America Makes and the National Center for Defense Manufacturing and Machining (NCDMM) are proud to announce a new open project call funded by the Office of the Under Secretary of War, Acquisition and Sustainment, Industrial Base Analysis and Sustainment (IBAS) Program, worth a total of $12.4M. The project call, Maturation Initiatives for Additive Metals Interchangeability (MIAMI), aims to validate that metallic additive manufacturing (AM) materials can reliably replace traditional alloys in Department of War (DoW) weapon system components. Three awards are anticipated.

Project teams will select candidate parts, define performance requirements, and generate shared, validated data demonstrating that the AM material meets or exceeds the critical properties of the legacy alloys it is intended to substitute. The goal is to enable broad, cross-platform use of AM materials, reduce redundant testing, and accelerate qualification so AM solutions can be adopted quickly and confidently across the defense industrial base.

Proposed efforts are expected to deliver actionable insights that reduce technical and industrial risk, support practical pathways to transition, and provide shared value to both the DoW and the organic industrial base.

The MIAMI project call consists of two phases, beginning with Phase 0. This phase will provide a documented assessment of applications and traditional materials where the selected AM material is expected to serve as a viable substitute.
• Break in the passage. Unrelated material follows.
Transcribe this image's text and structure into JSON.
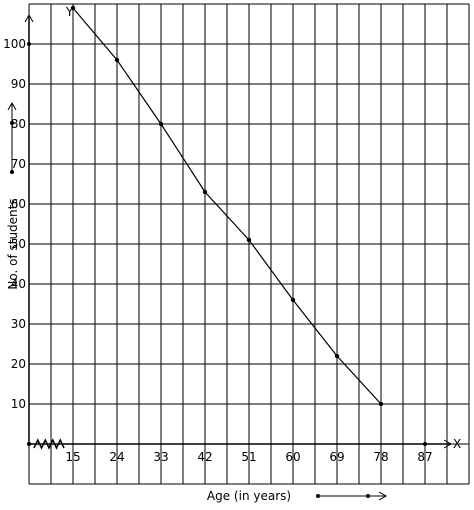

  • Planning: Define qualification-ready process, material, and feedstock specifications and provide a rigorous analysis identifying where the selected AM material can replace legacy components across a weapons system, including priority use cases, performance requirements, and adoption conditions.
  • Process definition: Develop process control documentation.
  • Preliminary data: Conduct preliminary qualification testing to confirm that the defined process controls produce AM material with room temperature mechanical properties that meet established threshold requirements.

This Phase 0 work will be followed by a final phase where comprehensive testing and demonstration will be executed based on the test plan developed in Phase 0.